Par ailleurs, l'intimé ne démontre aucune opposition ni volonté de blocage de ses employeures à l'égard de ce processus d'externalisation.
Ainsi, si la cour n'entend pas minimiser l'incontestable souffrance psychique vécue par M. [Z] à la suite des faits criminels dont il a été victime, elle constate que la [9] d'[Localité 2] et la [8] avaient adopté les mesures de sécurité nécessaires en l'état de leurs capacités au moment où les décisions devaient être prises, et que la faute inexcusable alléguée n'est pas caractérisée en l'espèce.
Le jugement querellé sera donc infirmé en ce qu'il a :
- dit que l'accident du travail dont M. [C] [Z] a été victime le 27 mai 2013 était dû à une faute inexcusable de son employeur, la [9] d'[Localité 2] et la [8] ;
- fixé au maximum la majoration de la rente revenant à la victime et dit que cette majoration suivrait le taux d'I.P.P. ;
- rappelé que la C.P.A.M. était fondée à exercer son action récursoire à l'encontre de la [9] d'[Localité 2] et la [8], s'agissant des conséquences financières de la faute inexcusable ;
- condamné solidairement la [9] d'[Localité 2] et la [8] à verser à M. [C] [Z] la somme de 30 000 euros au titre de la perte de chance avec intérêts au taux légal à compter de la signification du jugement.
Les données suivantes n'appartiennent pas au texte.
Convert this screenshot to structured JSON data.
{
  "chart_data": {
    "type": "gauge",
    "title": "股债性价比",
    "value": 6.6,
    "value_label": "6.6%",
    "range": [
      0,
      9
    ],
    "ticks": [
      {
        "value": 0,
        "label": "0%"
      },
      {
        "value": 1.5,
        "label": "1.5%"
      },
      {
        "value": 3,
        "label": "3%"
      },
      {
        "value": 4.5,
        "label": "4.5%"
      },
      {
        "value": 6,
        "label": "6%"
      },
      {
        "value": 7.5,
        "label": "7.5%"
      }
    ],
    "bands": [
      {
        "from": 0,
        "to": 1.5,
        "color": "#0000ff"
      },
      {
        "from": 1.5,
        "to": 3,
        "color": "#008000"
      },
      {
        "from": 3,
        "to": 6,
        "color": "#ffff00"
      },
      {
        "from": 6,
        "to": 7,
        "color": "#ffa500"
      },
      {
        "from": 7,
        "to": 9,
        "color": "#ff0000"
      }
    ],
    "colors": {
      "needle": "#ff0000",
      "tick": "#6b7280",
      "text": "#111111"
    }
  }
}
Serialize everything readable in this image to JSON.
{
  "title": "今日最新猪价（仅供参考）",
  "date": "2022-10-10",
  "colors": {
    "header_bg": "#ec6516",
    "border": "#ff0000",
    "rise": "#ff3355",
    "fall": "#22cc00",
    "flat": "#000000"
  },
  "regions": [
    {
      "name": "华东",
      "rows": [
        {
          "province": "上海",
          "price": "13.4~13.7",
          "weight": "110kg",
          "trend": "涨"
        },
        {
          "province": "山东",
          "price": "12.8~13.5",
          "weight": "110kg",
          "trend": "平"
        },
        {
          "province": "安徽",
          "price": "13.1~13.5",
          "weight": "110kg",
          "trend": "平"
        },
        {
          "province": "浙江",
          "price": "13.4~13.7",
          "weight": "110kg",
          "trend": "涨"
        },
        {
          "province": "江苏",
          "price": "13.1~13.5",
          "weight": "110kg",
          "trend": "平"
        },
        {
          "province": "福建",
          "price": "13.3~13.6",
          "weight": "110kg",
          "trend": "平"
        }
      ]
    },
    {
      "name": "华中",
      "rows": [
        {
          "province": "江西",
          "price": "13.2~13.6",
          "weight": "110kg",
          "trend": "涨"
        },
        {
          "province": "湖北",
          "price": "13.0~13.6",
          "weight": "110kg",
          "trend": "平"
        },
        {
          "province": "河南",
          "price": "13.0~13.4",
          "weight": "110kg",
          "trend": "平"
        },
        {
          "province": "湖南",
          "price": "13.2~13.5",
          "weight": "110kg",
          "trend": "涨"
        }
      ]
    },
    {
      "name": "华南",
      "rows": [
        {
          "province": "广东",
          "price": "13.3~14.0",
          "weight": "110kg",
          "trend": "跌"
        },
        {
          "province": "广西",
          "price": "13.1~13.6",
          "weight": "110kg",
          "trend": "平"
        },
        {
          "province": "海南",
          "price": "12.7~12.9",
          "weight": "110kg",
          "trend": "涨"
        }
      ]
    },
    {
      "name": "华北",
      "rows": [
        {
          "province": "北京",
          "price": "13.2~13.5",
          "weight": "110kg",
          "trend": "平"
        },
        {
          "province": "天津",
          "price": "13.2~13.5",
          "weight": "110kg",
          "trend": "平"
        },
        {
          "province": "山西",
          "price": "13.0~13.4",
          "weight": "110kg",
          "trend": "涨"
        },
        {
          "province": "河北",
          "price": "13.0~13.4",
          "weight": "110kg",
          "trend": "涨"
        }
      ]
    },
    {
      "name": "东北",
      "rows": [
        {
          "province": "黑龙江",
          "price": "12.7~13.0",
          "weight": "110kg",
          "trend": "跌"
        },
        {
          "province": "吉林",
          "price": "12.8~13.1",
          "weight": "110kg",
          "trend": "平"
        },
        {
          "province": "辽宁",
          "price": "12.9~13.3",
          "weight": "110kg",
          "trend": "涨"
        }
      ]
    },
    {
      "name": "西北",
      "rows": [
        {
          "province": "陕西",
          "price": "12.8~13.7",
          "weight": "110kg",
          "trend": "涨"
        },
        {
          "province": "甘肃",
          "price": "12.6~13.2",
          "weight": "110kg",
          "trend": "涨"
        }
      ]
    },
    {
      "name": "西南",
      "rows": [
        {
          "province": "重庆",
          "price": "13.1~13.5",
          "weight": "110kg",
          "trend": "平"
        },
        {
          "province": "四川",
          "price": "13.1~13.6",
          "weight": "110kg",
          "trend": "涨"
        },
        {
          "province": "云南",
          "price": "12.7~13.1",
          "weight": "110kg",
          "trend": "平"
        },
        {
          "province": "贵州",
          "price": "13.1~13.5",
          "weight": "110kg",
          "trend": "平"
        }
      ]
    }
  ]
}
- Sur les frais non compris dans les dépens
Au regard des disparités économiques existant entre les parties, l'équité commande de ne pas faire application des dispositions de l'article 700 du code de procédure civile.
Les appelantes et M. [Z] seront donc déboutés de leurs demandes formées sur ce fondement, et le jugement entrepris infirmé en ce qu'il a condamné solidairement la [9] d'[Localité 2] et la [8] à verser à M. [C] [Z] la somme de 2 000 euros en application de ces dispositions.
- Sur les dépens
L'alinéa 1er de l'article 696 du code de procédure civile dispose que 'la partie perdante est condamnée aux dépens, à moins que le juge, par décision motivée, n'en mette la totalité ou une fraction à la charge d'une autre partie'.
Partie succombante, M. [Z] sera condamné au paiement des dépens exposés tant en première instance qu'en cause d'appel.
Le jugement querellé sera donc infirmé en ce qu'il a condamné la [9] d'[Localité 2] et la [8] aux dépens.
PAR CES MOTIFS,
La cour, statuant publiquement et par décision contradictoire mise à disposition au greffe,
INFIRME en toutes ses dispositions le jugement rendu le 09 septembre 2020 par le pôle social du tribunal judiciaire d'[Localité 2], sauf en ce qu'il a déclaré l'action en justice de M. [C] [Z] recevable et dit n'y avoir lieu à mettre hors de cause la [8] ;
Statuant de nouveau,
DIT que l'accident du travail dont a été victime M. [C] [Z] le 27 mai 2013 n'est pas dû à la faute inexcusable de ses employeures : la [9] d'[Localité 2] et la [8] ;
DEBOUTE M. [C] [Z] ainsi que la [8] et la [9] d'[Localité 2] de leurs demandes présentées sur le fondement des dispositions de l'article 700 du code de procédure civile ;
CONDAMNE M. [C] [Z] au paiement des dépens exposés tant en première instance qu'en cause d'appel ;
DEBOUTE les parties de leurs demandes plus amples ou contraires.